Perhaps there is a way to do this, in a sense. After all, picking and choosing who you market what to, is segmenting. You probably have heard of, and likely already segment your email lists. You might already have tools that segment your followers based on their preferences and previous behaviours. So, how can you segment your social media followers? 

Media monitoring is the answer. Media monitoring is not only about listening for mentions about your brand across different media outlets. Instead, turn your media monitoring efforts into media intelligence. Learn to listen and identify behaviours of your social followers, and then segment your followers by creating targeted paid social media campaigns and retargeting campaigns. These segments will allow you to engage differently, as well as better, while also funnelling followers into the direction where you can deliver the best and most relevant offers or ads to them.

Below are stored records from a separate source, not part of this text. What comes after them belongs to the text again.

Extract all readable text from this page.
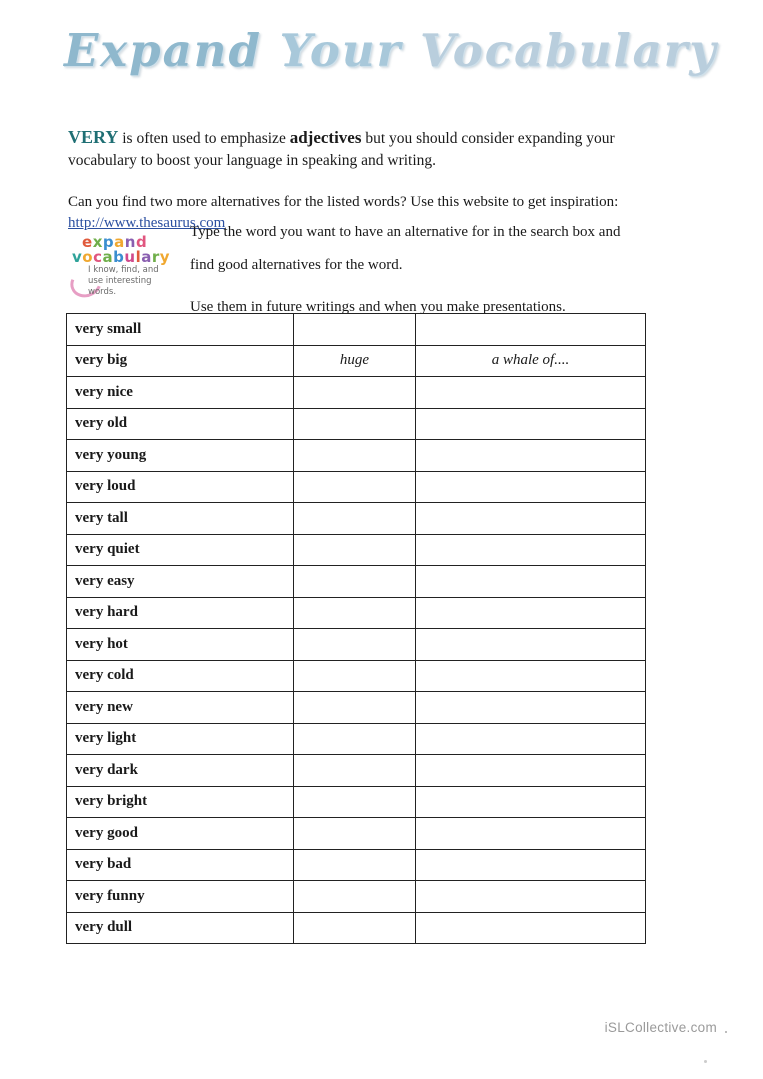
Expand Your Vocabulary
VERY is often used to emphasize adjectives but you should consider expanding your vocabulary to boost your language in speaking and writing.
Can you find two more alternatives for the listed words? Use this website to get inspiration:
http://www.thesaurus.com
Type the word you want to have an alternative for in the search box and
find good alternatives for the word.

Use them in future writings and when you make presentations.
expand
vocabulary
I know, find, and
use interesting
words.
very small		
very big	huge	a whale of....
very nice		
very old		
very young		
very loud		
very tall		
very quiet		
very easy		
very hard		
very hot		
very cold		
very new		
very light		
very dark		
very bright		
very good		
very bad		
very funny		
very dull		
iSLCollective.com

Media monitoring is also important when you realise that you’re picking up bad or poor habits. The LinkedIn posts that you ‘tag’ everyone in. Here’s a thought…what if the person you’ve tagged into that post doesn’t agree with your opinion and/or doesn’t want to be associated with what you’re saying? That’s almost like asking for a referral when you did a crap job. You wouldn’t; so why do it online? They’ll tell you it’s to beat algorithms, but in reality I suspect they just want their post meaningful or not, to be seen by more people. And what if you’re a managing director of a firm and you appear in Tik-Tok’s, drunk off your head, swearing and thinking it’s hilarious. It probably was at 2am in the morning, but when your ideal customers and clients see it because your mate wants to be popular, for some it’s already been career ending.

Examples from the McKinsey & Company’s Social Consumer Decision Journey

The 3 stages of marketing to the social consumer’s decision journey are creating buzz, learning from customers, and targeting customers. McKinsey & Company’s research highlights examples of the 3 core marketing elements for reaching your followers on their social consumer decision journey. As you will see, each of these social media actions does not involve the entire follower base, and successful results can be enacted from using very small audience samples.

Creating Buzz:

An example of creating buzz through social channels comes from Ford Motor Company and their Fiesta Movement campaign behind the U.S. launch of their Fiesta model. Ford tapped 100 social media influencers as part of the campaign and gave them a European model of the car with “missions” to complete and asked them to document their experience on various social channels. The videos that were created by those influencers as part of this Fiesta campaign generated 6.5 million views on YouTube, Ford received 50,000 requests for information about the Fiesta, and they sold 10,000 cars in the first six days they were available.

Learning from Customers:

PepsiCo wanted to find out what consumers thought about their Mountain Dew Brand. They ran ‘DEWmocracy Promotions’ and used social media to gather insights. Their findings led to creating new flavours of Mountain Dew, and since 2008 over 36 million cases have been sold.

Targeting Customers:

The Levi Strauss Company has utilised social media to offer location-specific deals. One social media campaign involved direct interactions with 400 consumers but led to 1,600 people to turn up at local stores due to social media’s word-of-mouth effect.

Gaining the most followers, likes and loves on your social channels isn’t always the metric for success. Media monitoring and media intelligence can help you target smaller segments of your social followers to create specialised campaigns that have a larger ROI. These smaller campaigns can be more effective than larger ones. You can likely run several smaller campaigns with the same resources and cost it takes to run larger ones that are not as effective. Running social campaigns that cost less, but drive more sales will certainly make your social media marketing team shine. Remember, your marketing is not about you. It just starts with you. Solve peoples problems and be authentic. You run a business and not in the celebrity business…because celebrities and popularity fade…doing the job that people always need, that goes on a lot longer.